ONE-LEX has intended to provide principled support to the informational-unification of the laws of Europe, that is, to facilitate access, integration and reuse of legal information pertaining to the member States, to the European Union and to other States or international organisations. In particular, the project has focused on shared or interoperable standards for legal information, in order to enable its access, communication, processing, and integration through Internet-based technologies, in the framework of the emerging semantic web.

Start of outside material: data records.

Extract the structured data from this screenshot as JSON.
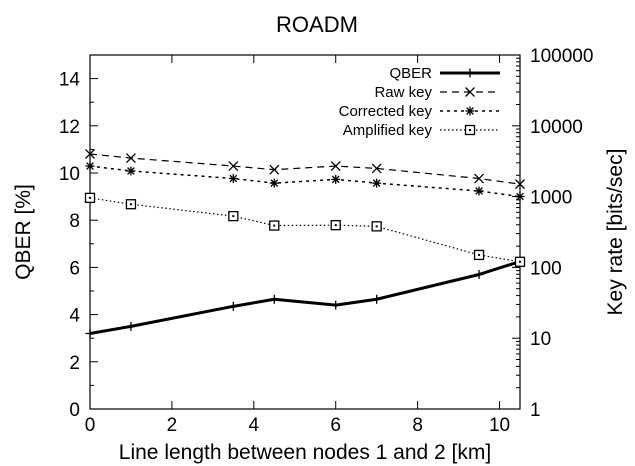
{
  "chart_data": {
    "type": "line",
    "title": "ROADM",
    "xlabel": "Line length between nodes 1 and 2 [km]",
    "ylabel": "QBER [%]",
    "y2label": "Key rate [bits/sec]",
    "xlim": [
      0,
      10.5
    ],
    "ylim": [
      0,
      15
    ],
    "y2lim": [
      1,
      100000
    ],
    "y2scale": "log",
    "xticks": [
      "0",
      "2",
      "4",
      "6",
      "8",
      "10"
    ],
    "yticks": [
      "0",
      "2",
      "4",
      "6",
      "8",
      "10",
      "12",
      "14"
    ],
    "y2ticks": [
      "1",
      "10",
      "100",
      "1000",
      "10000",
      "100000"
    ],
    "legend_position": "top-right",
    "series": [
      {
        "name": "QBER",
        "axis": "left",
        "style": "solid",
        "marker": "plus",
        "x": [
          0,
          1,
          3.5,
          4.5,
          6,
          7,
          9.5,
          10.5
        ],
        "y": [
          3.2,
          3.5,
          4.35,
          4.65,
          4.4,
          4.65,
          5.7,
          6.25
        ]
      },
      {
        "name": "Raw key",
        "axis": "right",
        "style": "dashed",
        "marker": "x",
        "x": [
          0,
          1,
          3.5,
          4.5,
          6,
          7,
          9.5,
          10.5
        ],
        "y": [
          4000,
          3500,
          2700,
          2400,
          2700,
          2500,
          1800,
          1500
        ]
      },
      {
        "name": "Corrected key",
        "axis": "right",
        "style": "dotted",
        "marker": "asterisk",
        "x": [
          0,
          1,
          3.5,
          4.5,
          6,
          7,
          9.5,
          10.5
        ],
        "y": [
          2700,
          2300,
          1800,
          1550,
          1750,
          1550,
          1200,
          1000
        ]
      },
      {
        "name": "Amplified key",
        "axis": "right",
        "style": "fine-dotted",
        "marker": "square",
        "x": [
          0,
          1,
          3.5,
          4.5,
          6,
          7,
          9.5,
          10.5
        ],
        "y": [
          960,
          780,
          530,
          390,
          395,
          380,
          150,
          120
        ]
      }
    ]
  }
}
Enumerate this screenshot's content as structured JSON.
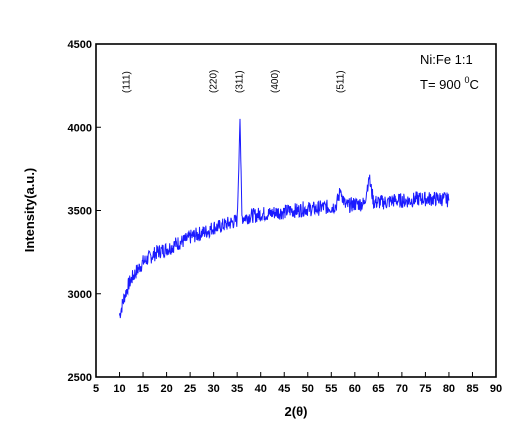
{
  "chart_data": {
    "type": "line",
    "xlabel": "2(θ)",
    "ylabel": "Intensity(a.u.)",
    "xlim": [
      5,
      90
    ],
    "ylim": [
      2500,
      4500
    ],
    "x_ticks": [
      5,
      10,
      15,
      20,
      25,
      30,
      35,
      40,
      45,
      50,
      55,
      60,
      65,
      70,
      75,
      80,
      85,
      90
    ],
    "y_ticks": [
      2500,
      3000,
      3500,
      4000,
      4500
    ],
    "legend_text": {
      "line1": "Ni:Fe 1:1",
      "line2_prefix": "T= 900 ",
      "line2_sup": "0",
      "line2_suffix": "C"
    },
    "peak_labels": [
      {
        "label": "(111)",
        "x": 11.5
      },
      {
        "label": "(220)",
        "x": 30.0
      },
      {
        "label": "(311)",
        "x": 35.5
      },
      {
        "label": "(400)",
        "x": 43.0
      },
      {
        "label": "(511)",
        "x": 57.0
      }
    ],
    "series": [
      {
        "color": "#1a1aff",
        "x": [
          10,
          11,
          12,
          13,
          14,
          15,
          16,
          17,
          18,
          19,
          20,
          21,
          22,
          23,
          24,
          25,
          26,
          27,
          28,
          29,
          30,
          31,
          32,
          33,
          34,
          35,
          35.6,
          36,
          37,
          38,
          39,
          40,
          41,
          42,
          43,
          44,
          45,
          46,
          47,
          48,
          49,
          50,
          51,
          52,
          53,
          54,
          55,
          56,
          57,
          58,
          59,
          60,
          61,
          62,
          63,
          64,
          65,
          66,
          67,
          68,
          69,
          70,
          71,
          72,
          73,
          74,
          75,
          76,
          77,
          78,
          79,
          80
        ],
        "y": [
          2870,
          2980,
          3060,
          3110,
          3150,
          3190,
          3210,
          3230,
          3250,
          3260,
          3270,
          3280,
          3300,
          3310,
          3320,
          3340,
          3350,
          3360,
          3370,
          3380,
          3400,
          3400,
          3410,
          3420,
          3430,
          3440,
          4050,
          3460,
          3460,
          3470,
          3470,
          3480,
          3480,
          3480,
          3490,
          3490,
          3490,
          3500,
          3500,
          3500,
          3510,
          3510,
          3510,
          3510,
          3520,
          3520,
          3520,
          3530,
          3620,
          3530,
          3530,
          3540,
          3540,
          3540,
          3700,
          3550,
          3550,
          3550,
          3550,
          3560,
          3560,
          3560,
          3560,
          3560,
          3570,
          3570,
          3570,
          3570,
          3570,
          3570,
          3570,
          3560
        ]
      }
    ]
  }
}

Standards have been studied concerning different aspects of legal information:
a) ways of structuring legal documents and data, so that they can be made available over the Internet, their elements can be automatically identified and processed, legal information pertaining to different sources and States can be queried from single access-points;
b) ways of dealing with changes in the law, so that textual modifications can be clearly identified, the current content of legal texts can be automatically constructed, the applicable law can be more easily determined;
c) ways of defining and applying conceptual classifications to law texts so that, possibly according to appropriate mappings and translations, legal conceptualisations can be applied in understanding and retrieving laws of different countries;
d) ways of building rich executable representations of legal knowledge, which can capture the essential components of legal knowledge, can be transferred from one computer platform to the other, can provide the basis of knowledge-based systems supporting the application of laws of different countries.

The published outputs of the project include the following peer reviewed publications: 10 journal articles, 7 chapters in books, 1 monograph, 2 edited volumes, 12 papers in conference proceedings. Moreover they include 4 additional edited books and 25 working papers.

The project has studied how standard-based document-management can support all phases of the legislative process: drafting proposals, debating them inside and outside Parliaments, dealing with amendment, managing changes in the law, distributing, retrieving and applying legislation. ONE-LEX has provided principled inputs, based on legal-theory as well on computing, logic and knowledge representation-on how to represent metadata and contents in computable form-to national and transnational initiatives concerning standards for legal information (such as the Metalex-CEN interchange standard or the Akoma-Ntoso Panafrican legislative standard) and legislative drafting.

It has also developed novel analyses and formal-computable representations for various aspects of the law, such as deontic notions rights, powers and other normative positions, metanorms, presumptions and burden of proof. It has achieved progresses in the logical modelling of important aspects of legal reasoning, such as defeasibility, legal validity, presumptive reasoning and balancing rights and values. It has developed a framework for studying the connection between legal norms and legal concepts, by relating the logic of norms and legal ontologies. It has provided a new framework for the study of argumentation strategies, based on game theory, applying it also to the evolutionary analysis of attitudes in the legal professions.

Finally, ONE-LEX has developed an intensive teaching program in legal-informatics and ICT law involving a number of initiatives: seminars, workshops, conferences, and a summer school specifically devoted to legislative standards, which been attended by about 100 students from 5 continents.